What does O_DIRECT really mean?

(This answer pertains to Linux – other OSes may have different caveats/semantics)

Let’s start with the sub-question:

If I open a file with O_DIRECT flag, does it mean that whenever a write(blocking mode) to that file returns, the data is on disk?

No (as @michael-foukarakis commented) – if you need a guarantee your data made it to non-volatile storage you must use/add something else.

What does O_DIRECT really mean?

It’s a hint that you want your I/O to bypass the Linux kernel‘s caches. What will actually happen depends on things like:

  • Disk configuration
  • Whether you are opening a block device or a file in a filesystem
  • If using a file within a filesystem
    • The exact filesystem used and the options in use on the filesystem and the file
    • Whether you’ve correctly aligned your I/O
    • Whether a filesystem has to do a new block allocation to satisfy your I/O
  • If the underlying disk is local, what layers you have in your kernel storage stack before you reach the disk block device
  • Linux kernel version

The list above is not exhaustive.

In the “best” case, setting O_DIRECT will avoid making extra copies of data while transferring it and the call will return after transfer is complete. You are more likely to be in this case when directly opening block devices of “real” local disks. As previously stated, even this property doesn’t guarantee that data of a successful write() call will survive sudden power loss. IF the data is DMA’d out of RAM to non-volatile storage (e.g. battery backed RAID controller) or the RAM itself is persistent storage THEN you may have a guarantee that the data reached stable storage that can survive power loss. To know if this is the case you have to qualify your hardware stack so you can’t assume this in general.

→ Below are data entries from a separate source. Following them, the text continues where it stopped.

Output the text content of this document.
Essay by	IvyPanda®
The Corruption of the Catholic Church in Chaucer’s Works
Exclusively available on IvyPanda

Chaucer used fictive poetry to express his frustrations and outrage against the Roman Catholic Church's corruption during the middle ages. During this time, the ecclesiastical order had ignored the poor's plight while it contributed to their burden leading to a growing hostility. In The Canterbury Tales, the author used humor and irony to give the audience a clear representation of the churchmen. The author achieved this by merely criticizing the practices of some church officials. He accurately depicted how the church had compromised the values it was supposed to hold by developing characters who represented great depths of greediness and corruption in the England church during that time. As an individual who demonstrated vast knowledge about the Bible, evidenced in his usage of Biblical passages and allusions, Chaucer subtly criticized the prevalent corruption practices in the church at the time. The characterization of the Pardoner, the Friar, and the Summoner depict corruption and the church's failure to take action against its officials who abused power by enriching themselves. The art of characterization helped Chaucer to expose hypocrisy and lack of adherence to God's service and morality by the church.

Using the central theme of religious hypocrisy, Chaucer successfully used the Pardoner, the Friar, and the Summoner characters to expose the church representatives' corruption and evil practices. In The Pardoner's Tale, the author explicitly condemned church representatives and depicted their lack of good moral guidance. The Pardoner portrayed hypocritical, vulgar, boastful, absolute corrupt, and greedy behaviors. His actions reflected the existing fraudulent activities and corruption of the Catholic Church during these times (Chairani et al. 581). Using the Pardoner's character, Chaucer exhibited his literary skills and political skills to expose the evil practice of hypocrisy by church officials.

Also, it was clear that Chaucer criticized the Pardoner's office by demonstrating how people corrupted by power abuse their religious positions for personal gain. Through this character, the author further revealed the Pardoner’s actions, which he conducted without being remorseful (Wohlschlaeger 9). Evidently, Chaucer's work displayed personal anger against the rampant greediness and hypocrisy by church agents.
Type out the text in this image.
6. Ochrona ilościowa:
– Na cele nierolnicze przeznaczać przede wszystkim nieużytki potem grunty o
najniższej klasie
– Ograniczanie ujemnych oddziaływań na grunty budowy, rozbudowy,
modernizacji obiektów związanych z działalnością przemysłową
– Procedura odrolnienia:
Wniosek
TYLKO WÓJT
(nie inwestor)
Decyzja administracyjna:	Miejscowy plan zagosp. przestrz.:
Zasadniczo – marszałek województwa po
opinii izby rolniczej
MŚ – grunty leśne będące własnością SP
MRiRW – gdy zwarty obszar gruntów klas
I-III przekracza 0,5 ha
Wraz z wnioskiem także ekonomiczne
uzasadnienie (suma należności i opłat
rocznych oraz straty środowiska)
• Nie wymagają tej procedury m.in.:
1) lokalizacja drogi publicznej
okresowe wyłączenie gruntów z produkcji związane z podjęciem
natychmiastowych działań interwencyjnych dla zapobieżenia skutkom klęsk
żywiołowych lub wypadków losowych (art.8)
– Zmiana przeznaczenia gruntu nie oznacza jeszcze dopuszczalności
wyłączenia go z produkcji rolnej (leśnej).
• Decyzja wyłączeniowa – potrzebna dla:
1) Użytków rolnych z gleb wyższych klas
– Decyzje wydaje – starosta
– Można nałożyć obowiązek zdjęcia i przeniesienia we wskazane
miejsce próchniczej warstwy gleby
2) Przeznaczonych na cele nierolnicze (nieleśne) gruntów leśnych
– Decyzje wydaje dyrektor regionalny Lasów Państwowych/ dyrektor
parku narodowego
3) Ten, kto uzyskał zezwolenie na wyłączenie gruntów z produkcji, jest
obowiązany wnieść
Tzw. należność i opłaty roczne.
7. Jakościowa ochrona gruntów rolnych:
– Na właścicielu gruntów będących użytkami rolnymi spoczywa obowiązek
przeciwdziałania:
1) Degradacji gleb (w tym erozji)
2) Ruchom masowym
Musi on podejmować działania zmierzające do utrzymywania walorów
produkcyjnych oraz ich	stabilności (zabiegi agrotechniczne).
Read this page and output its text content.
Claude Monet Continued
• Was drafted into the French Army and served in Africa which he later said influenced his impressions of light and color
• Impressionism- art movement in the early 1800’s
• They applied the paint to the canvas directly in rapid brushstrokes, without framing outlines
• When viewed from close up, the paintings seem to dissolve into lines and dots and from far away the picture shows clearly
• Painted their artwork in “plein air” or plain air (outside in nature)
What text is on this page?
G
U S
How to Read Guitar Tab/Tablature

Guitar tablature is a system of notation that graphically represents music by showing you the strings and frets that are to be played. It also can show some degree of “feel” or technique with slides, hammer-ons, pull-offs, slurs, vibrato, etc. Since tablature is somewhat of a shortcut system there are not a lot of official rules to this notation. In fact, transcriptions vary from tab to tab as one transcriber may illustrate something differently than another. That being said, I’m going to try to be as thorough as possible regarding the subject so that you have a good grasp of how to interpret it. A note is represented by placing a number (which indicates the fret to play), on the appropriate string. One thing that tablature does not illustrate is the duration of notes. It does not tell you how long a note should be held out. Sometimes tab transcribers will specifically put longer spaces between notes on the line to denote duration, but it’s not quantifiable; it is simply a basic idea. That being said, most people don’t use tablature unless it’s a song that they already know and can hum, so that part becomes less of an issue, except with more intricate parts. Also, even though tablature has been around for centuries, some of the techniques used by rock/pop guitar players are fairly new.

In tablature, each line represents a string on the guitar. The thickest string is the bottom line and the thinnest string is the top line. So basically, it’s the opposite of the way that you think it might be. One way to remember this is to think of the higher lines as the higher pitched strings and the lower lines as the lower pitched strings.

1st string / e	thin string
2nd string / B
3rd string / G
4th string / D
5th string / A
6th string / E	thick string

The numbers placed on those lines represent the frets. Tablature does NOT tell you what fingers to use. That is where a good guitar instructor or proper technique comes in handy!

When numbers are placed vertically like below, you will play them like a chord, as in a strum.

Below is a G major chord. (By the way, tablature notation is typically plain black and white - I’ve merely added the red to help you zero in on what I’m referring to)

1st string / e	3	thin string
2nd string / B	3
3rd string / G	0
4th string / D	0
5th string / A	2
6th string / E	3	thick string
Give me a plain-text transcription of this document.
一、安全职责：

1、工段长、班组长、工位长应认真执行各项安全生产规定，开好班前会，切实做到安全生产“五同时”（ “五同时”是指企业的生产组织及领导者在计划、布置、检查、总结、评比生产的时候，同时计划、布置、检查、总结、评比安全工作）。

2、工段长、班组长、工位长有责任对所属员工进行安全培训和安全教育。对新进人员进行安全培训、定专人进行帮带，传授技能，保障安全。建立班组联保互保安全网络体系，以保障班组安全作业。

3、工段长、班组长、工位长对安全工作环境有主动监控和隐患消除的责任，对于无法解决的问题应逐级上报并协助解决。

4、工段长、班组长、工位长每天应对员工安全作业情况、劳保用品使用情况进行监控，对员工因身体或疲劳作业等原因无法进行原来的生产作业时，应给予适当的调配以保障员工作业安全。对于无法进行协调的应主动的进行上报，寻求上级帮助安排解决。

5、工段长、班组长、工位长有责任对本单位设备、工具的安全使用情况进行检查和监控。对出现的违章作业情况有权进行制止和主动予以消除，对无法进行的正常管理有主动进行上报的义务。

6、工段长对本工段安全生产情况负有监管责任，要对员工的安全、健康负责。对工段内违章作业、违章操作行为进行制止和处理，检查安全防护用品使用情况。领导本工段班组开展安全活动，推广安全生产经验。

In the “worst” case, O_DIRECT can mean nothing at all even though setting it wasn’t rejected and subsequent calls “succeed”. Sometimes things in the Linux storage stack (like certain filesystem setups) can choose to ignore it because of what they have to do or because you didn’t satisfy the requirements (which is legal) and just silently do buffered I/O instead (i.e. write to a buffer/satisfy read from already buffered data). It is unclear whether extra effort will be made to ensure that the data of an acknowledged write was at least “with the device” (but in the O_DIRECT and barriers thread Christoph Hellwig posts that the O_DIRECT fallback will ensure data has at least been sent to the device). A further complication is that using O_DIRECT implies nothing about file metadata so even if write data is “with the device” by call completion, key file metadata (like the size of the file because you were doing an append) may not be. Thus you may not actually be able to get at the data you thought had been transferred after a crash (it may appear truncated, or all zeros etc).

While brief testing can make it look like data using O_DIRECT alone always implies data will be on disk after a write returns, changing things (e.g. using an Ext4 filesystem instead of XFS) can weaken what is actually achieved in very drastic ways.

As you mention “guarantee that the data” (rather than metadata) perhaps you’re looking for O_DSYNC/fdatasync()? If you want to guarantee metadata was written too, you will have to look at O_SYNC/fsync().